Rodrigues não se sentia muito à vontade. Não sabia dizer se era a presença de William Salles ou o medo de ser visto com ele.

— Este carpaccio ao queijo é o melhor prato deste lugar. Não consigo pedir outra coisa toda vez que venho aqui. — William estava tranquilo como se almoçasse com um velho amigo. — Está gostando do seu polvo?

— É bem, interessante, sim. — Disse Rodrigues cutucando os tentáculos roxos cercados de cubos de legumes e um creme verde.

— Você se acostuma.

— Talvez não.

— Vai ter que engolir muitas coisas sem vontade alguma se estiver disposto a fazer qualquer coisa pra alcançar seus objetivos.

Rodrigues cortou a ponta do tentáculo e colocou na boca. A careta de nojo desapareceu quando sentiu o gosto.

— Está vendo? Às vezes o sabor tão terrível está apenas em sua mente. Algo que parece muito ruim, no fim das contas pode ser bom pra você.

— Ela vai me matar quando descobrir.

— Descobrir o quê?

— O que estamos fazendo.

— Não estamos fazendo nada. Você está. E quando ela tomar conhecimento, talvez até te agradeça. De certa forma está salvando a empresa.

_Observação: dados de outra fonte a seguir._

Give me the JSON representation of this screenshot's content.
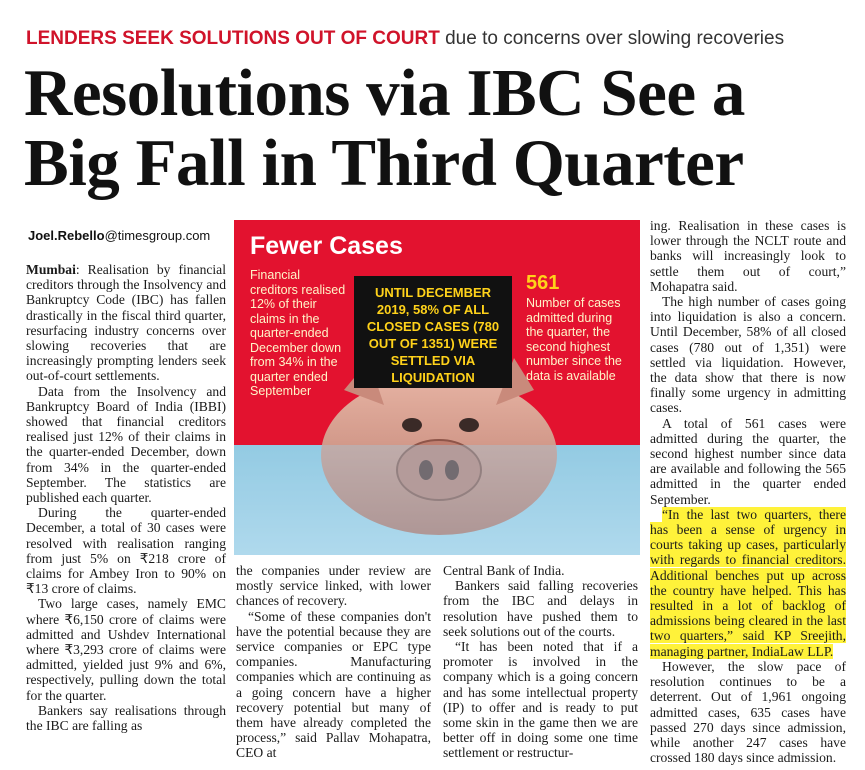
{
  "kicker": {
    "red": "LENDERS SEEK SOLUTIONS OUT OF COURT",
    "grey": "due to concerns over slowing recoveries"
  },
  "headline": "Resolutions via IBC See a Big Fall in Third Quarter",
  "byline": {
    "name": "Joel.Rebello",
    "domain": "@timesgroup.com"
  },
  "graphic": {
    "title": "Fewer Cases",
    "left_text": "Financial creditors realised 12% of their claims in the quarter-ended December down from 34% in the quarter ended September",
    "center_text": "UNTIL DECEMBER 2019, 58% OF ALL CLOSED CASES (780 OUT OF 1351) WERE SETTLED VIA LIQUIDATION",
    "right_number": "561",
    "right_text": "Number of cases admitted during the quarter, the second highest number since the data is available",
    "colors": {
      "red": "#e3122f",
      "yellow": "#ffd21a",
      "water": "#9fd1e8",
      "pig": "#d9a08e"
    },
    "illustration": "piggy-bank-sinking-in-water"
  },
  "col1": {
    "dateline": "Mumbai",
    "p1": ": Realisation by financial creditors through the Insolvency and Bankruptcy Code (IBC) has fallen drastically in the fiscal third quarter, resurfacing industry concerns over slowing recoveries that are increasingly prompting lenders seek out-of-court settlements.",
    "p2": "Data from the Insolvency and Bankruptcy Board of India (IBBI) showed that financial creditors realised just 12% of their claims in the quarter-ended December, down from 34% in the quarter-ended September. The statistics are published each quarter.",
    "p3": "During the quarter-ended December, a total of 30 cases were resolved with realisation ranging from just 5% on ₹218 crore of claims for Ambey Iron to 90% on ₹13 crore of claims.",
    "p4": "Two large cases, namely EMC where ₹6,150 crore of claims were admitted and Ushdev International where ₹3,293 crore of claims were admitted, yielded just 9% and 6%, respectively, pulling down the total for the quarter.",
    "p5": "Bankers say realisations through the IBC are falling as"
  },
  "col2": {
    "p1": "the companies under review are mostly service linked, with lower chances of recovery.",
    "p2": "“Some of these companies don't have the potential because they are service companies or EPC type companies. Manufacturing companies which are continuing as a going concern have a higher recovery potential but many of them have already completed the process,” said Pallav Mohapatra, CEO at"
  },
  "col3": {
    "p1": "Central Bank of India.",
    "p2": "Bankers said falling recoveries from the IBC and delays in resolution have pushed them to seek solutions out of the courts.",
    "p3": "“It has been noted that if a promoter is involved in the company which is a going concern and has some intellectual property (IP) to offer and is ready to put some skin in the game then we are better off in doing some one time settlement or restructur-"
  },
  "col4": {
    "p1": "ing. Realisation in these cases is lower through the NCLT route and banks will increasingly look to settle them out of court,” Mohapatra said.",
    "p2": "The high number of cases going into liquidation is also a concern. Until December, 58% of all closed cases (780 out of 1,351) were settled via liquidation. However, the data show that there is now finally some urgency in admitting cases.",
    "p3": "A total of 561 cases were admitted during the quarter, the second highest number since data are available and following the 565 admitted in the quarter ended September.",
    "p4": "“In the last two quarters, there has been a sense of urgency in courts taking up cases, particularly with regards to financial creditors. Additional benches put up across the country have helped. This has resulted in a lot of backlog of admissions being cleared in the last two quarters,” said KP Sreejith, managing partner, IndiaLaw LLP.",
    "p5": "However, the slow pace of resolution continues to be a deterrent. Out of 1,961 ongoing admitted cases, 635 cases have passed 270 days since admission, while another 247 cases have crossed 180 days since admission.",
    "highlight_color": "#fff23a"
  }
}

— Você sabe que o que estamos fazendo não chega nem perto de ser considerado um salvamento, não sabe?

— Eu sei o que preciso saber. E no momento, o que sei é a razão de estarmos aqui, o que eu não sei é em que nível está a transferência das ações.

— Em alguns dias eu termino.

— Preciso que faça em menos tempo.

— Não é possível. Se eu transferir em quantia maior alguém vai notar.

— Tudo bem. Você tem no máximo uma semana. Os papéis já estão prontos, vou mandar entregar ainda hoje. Faça ela assinar...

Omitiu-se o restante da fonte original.